Individuals with pathogenic variants in BRCA1 or BRCA2 genes (BRCAm) have an increased risk of developing breast, ovarian, pancreatic, and prostate cancers. BRCAm can be of germline origin (inherited; gBRCAm) or arise spontaneously during tumor development (somatic BRCAm; sBRCAm). gBRCAm status is determined by analyzing DNA from non-tumor cells in blood or saliva. Tumor BRCA tests detect both gBRCAm and sBRCAm in tumor DNA, and sBRCAm status is determined when the tumor BRCAm test is positive and gBRCAm test is negative. BRCA1/BRCA2 inactivation results in homologous recombination deficiency (HRD), which sensitizes tumor cells with BRCAm to poly(ADP-ribose) polymerase (PARP) inhibitors. Thus, timely determination of BRCAm status in patients with cancer can help to guide optimal disease management. PARP inhibitors are approved across a range of treatment settings for several tumor types, as monotherapy or in combination, as well as in biomarker selected and unselected populations.
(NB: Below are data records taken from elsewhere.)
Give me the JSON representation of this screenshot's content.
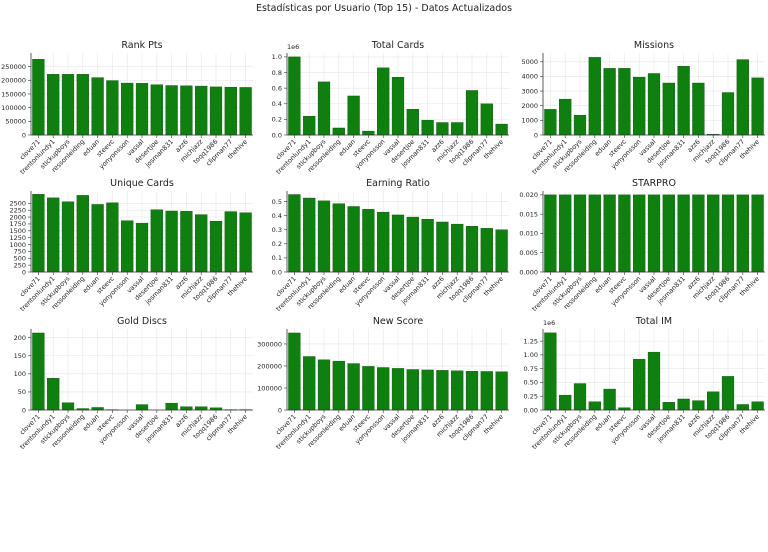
{
  "figure_title": "Estadísticas por Usuario (Top 15) - Datos Actualizados",
  "bar_color": "#0f7f0f",
  "chart_data": [
    {
      "type": "bar",
      "title": "Rank Pts",
      "categories": [
        "clove71",
        "trentonlundy1",
        "stickupboys",
        "ressonleiding",
        "eduan",
        "steevc",
        "yonyonsson",
        "vassal",
        "desertjoe",
        "josman831",
        "azz6",
        "michjazz",
        "toqq1986",
        "clipman77",
        "thehive"
      ],
      "values": [
        277000,
        222000,
        222000,
        222000,
        210000,
        199000,
        190000,
        189000,
        184000,
        181000,
        180000,
        179000,
        176000,
        175000,
        174000
      ],
      "ylim": [
        0,
        300000
      ],
      "yticks": [
        0,
        50000,
        100000,
        150000,
        200000,
        250000
      ],
      "ytick_labels": [
        "0",
        "50000",
        "100000",
        "150000",
        "200000",
        "250000"
      ],
      "offset": ""
    },
    {
      "type": "bar",
      "title": "Total Cards",
      "categories": [
        "clove71",
        "trentonlundy1",
        "stickupboys",
        "ressonleiding",
        "eduan",
        "steevc",
        "yonyonsson",
        "vassal",
        "desertjoe",
        "josman831",
        "azz6",
        "michjazz",
        "toqq1986",
        "clipman77",
        "thehive"
      ],
      "values": [
        1000000,
        240000,
        680000,
        90000,
        500000,
        50000,
        860000,
        740000,
        330000,
        190000,
        160000,
        160000,
        570000,
        400000,
        140000
      ],
      "ylim": [
        0,
        1050000
      ],
      "yticks": [
        0,
        200000,
        400000,
        600000,
        800000,
        1000000
      ],
      "ytick_labels": [
        "0.0",
        "0.2",
        "0.4",
        "0.6",
        "0.8",
        "1.0"
      ],
      "offset": "1e6"
    },
    {
      "type": "bar",
      "title": "Missions",
      "categories": [
        "clove71",
        "trentonlundy1",
        "stickupboys",
        "ressonleiding",
        "eduan",
        "steevc",
        "yonyonsson",
        "vassal",
        "desertjoe",
        "josman831",
        "azz6",
        "michjazz",
        "toqq1986",
        "clipman77",
        "thehive"
      ],
      "values": [
        1750,
        2450,
        1350,
        5300,
        4550,
        4550,
        3950,
        4200,
        3550,
        4700,
        3550,
        50,
        2900,
        5150,
        3900
      ],
      "ylim": [
        0,
        5600
      ],
      "yticks": [
        0,
        1000,
        2000,
        3000,
        4000,
        5000
      ],
      "ytick_labels": [
        "0",
        "1000",
        "2000",
        "3000",
        "4000",
        "5000"
      ],
      "offset": ""
    },
    {
      "type": "bar",
      "title": "Unique Cards",
      "categories": [
        "clove71",
        "trentonlundy1",
        "stickupboys",
        "ressonleiding",
        "eduan",
        "steevc",
        "yonyonsson",
        "vassal",
        "desertjoe",
        "josman831",
        "azz6",
        "michjazz",
        "toqq1986",
        "clipman77",
        "thehive"
      ],
      "values": [
        2830,
        2700,
        2560,
        2790,
        2460,
        2520,
        1870,
        1780,
        2270,
        2220,
        2210,
        2090,
        1850,
        2200,
        2160
      ],
      "ylim": [
        0,
        2950
      ],
      "yticks": [
        0,
        250,
        500,
        750,
        1000,
        1250,
        1500,
        1750,
        2000,
        2250,
        2500
      ],
      "ytick_labels": [
        "0",
        "250",
        "500",
        "750",
        "1000",
        "1250",
        "1500",
        "1750",
        "2000",
        "2250",
        "2500"
      ],
      "offset": ""
    },
    {
      "type": "bar",
      "title": "Earning Ratio",
      "categories": [
        "clove71",
        "trentonlundy1",
        "stickupboys",
        "ressonleiding",
        "eduan",
        "steevc",
        "yonyonsson",
        "vassal",
        "desertjoe",
        "josman831",
        "azz6",
        "michjazz",
        "toqq1986",
        "clipman77",
        "thehive"
      ],
      "values": [
        0.55,
        0.525,
        0.505,
        0.485,
        0.465,
        0.445,
        0.425,
        0.405,
        0.39,
        0.375,
        0.355,
        0.34,
        0.325,
        0.31,
        0.3
      ],
      "ylim": [
        0,
        0.575
      ],
      "yticks": [
        0,
        0.1,
        0.2,
        0.3,
        0.4,
        0.5
      ],
      "ytick_labels": [
        "0.0",
        "0.1",
        "0.2",
        "0.3",
        "0.4",
        "0.5"
      ],
      "offset": ""
    },
    {
      "type": "bar",
      "title": "STARPRO",
      "categories": [
        "clove71",
        "trentonlundy1",
        "stickupboys",
        "ressonleiding",
        "eduan",
        "steevc",
        "yonyonsson",
        "vassal",
        "desertjoe",
        "josman831",
        "azz6",
        "michjazz",
        "toqq1986",
        "clipman77",
        "thehive"
      ],
      "values": [
        0.02,
        0.02,
        0.02,
        0.02,
        0.02,
        0.02,
        0.02,
        0.02,
        0.02,
        0.02,
        0.02,
        0.02,
        0.02,
        0.02,
        0.02
      ],
      "ylim": [
        0,
        0.021
      ],
      "yticks": [
        0,
        0.005,
        0.01,
        0.015,
        0.02
      ],
      "ytick_labels": [
        "0.000",
        "0.005",
        "0.010",
        "0.015",
        "0.020"
      ],
      "offset": ""
    },
    {
      "type": "bar",
      "title": "Gold Discs",
      "categories": [
        "clove71",
        "trentonlundy1",
        "stickupboys",
        "ressonleiding",
        "eduan",
        "steevc",
        "yonyonsson",
        "vassal",
        "desertjoe",
        "josman831",
        "azz6",
        "michjazz",
        "toqq1986",
        "clipman77",
        "thehive"
      ],
      "values": [
        213,
        88,
        20,
        4,
        7,
        1,
        0,
        15,
        0,
        19,
        9,
        9,
        6,
        1,
        1
      ],
      "ylim": [
        0,
        224
      ],
      "yticks": [
        0,
        50,
        100,
        150,
        200
      ],
      "ytick_labels": [
        "0",
        "50",
        "100",
        "150",
        "200"
      ],
      "offset": ""
    },
    {
      "type": "bar",
      "title": "New Score",
      "categories": [
        "clove71",
        "trentonlundy1",
        "stickupboys",
        "ressonleiding",
        "eduan",
        "steevc",
        "yonyonsson",
        "vassal",
        "desertjoe",
        "josman831",
        "azz6",
        "michjazz",
        "toqq1986",
        "clipman77",
        "thehive"
      ],
      "values": [
        350000,
        243000,
        228000,
        222000,
        211000,
        198000,
        193000,
        189000,
        184000,
        182000,
        180000,
        178000,
        176000,
        175000,
        174000
      ],
      "ylim": [
        0,
        368000
      ],
      "yticks": [
        0,
        100000,
        200000,
        300000
      ],
      "ytick_labels": [
        "0",
        "100000",
        "200000",
        "300000"
      ],
      "offset": ""
    },
    {
      "type": "bar",
      "title": "Total IM",
      "categories": [
        "clove71",
        "trentonlundy1",
        "stickupboys",
        "ressonleiding",
        "eduan",
        "steevc",
        "yonyonsson",
        "vassal",
        "desertjoe",
        "josman831",
        "azz6",
        "michjazz",
        "toqq1986",
        "clipman77",
        "thehive"
      ],
      "values": [
        1400000,
        270000,
        480000,
        150000,
        380000,
        40000,
        920000,
        1050000,
        140000,
        200000,
        170000,
        330000,
        610000,
        100000,
        150000
      ],
      "ylim": [
        0,
        1470000
      ],
      "yticks": [
        0,
        250000,
        500000,
        750000,
        1000000,
        1250000
      ],
      "ytick_labels": [
        "0.00",
        "0.25",
        "0.50",
        "0.75",
        "1.00",
        "1.25"
      ],
      "offset": "1e6"
    }
  ]
}
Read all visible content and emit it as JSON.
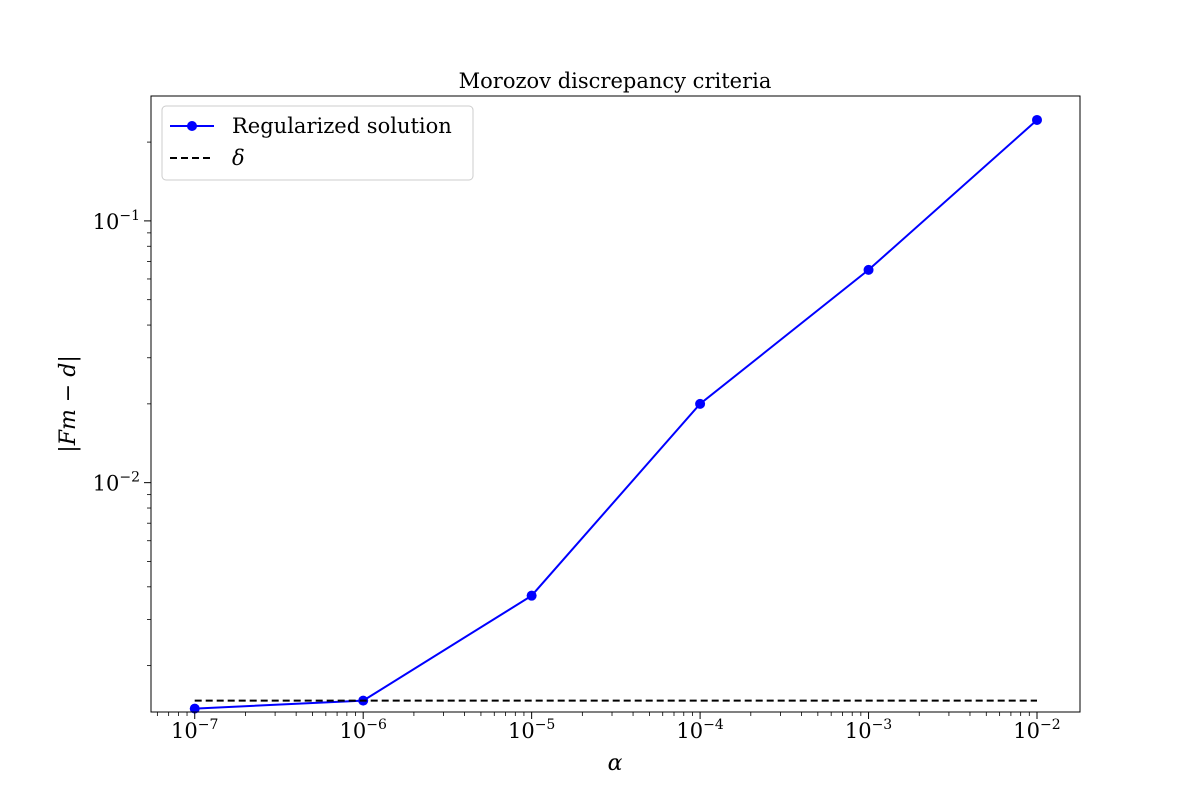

For patients with human epidermal growth factor receptor 2-negative breast cancer and gBRCAm (USA, EU, and other markets) or g/sBRCAm (Japan), PARP inhibitors are approved in early adjuvant (olaparib) and metastatic (olaparib, talazoparib) settings. Emerging evidence now suggests possible biological similarities in breast tumors with gBRCAm and sBRCAm, with preclinical and translational data demonstrating that both can result in high levels of biallelic inactivation, HRD phenotypes, and PARP inhibitor sensitivity. There is also evidence from clinical trials demonstrating the benefit of PARP inhibitor therapy in patients with sBRCAm breast cancer, suggesting that inclusion criteria of more trials should be expanded to include patients with sBRCAm.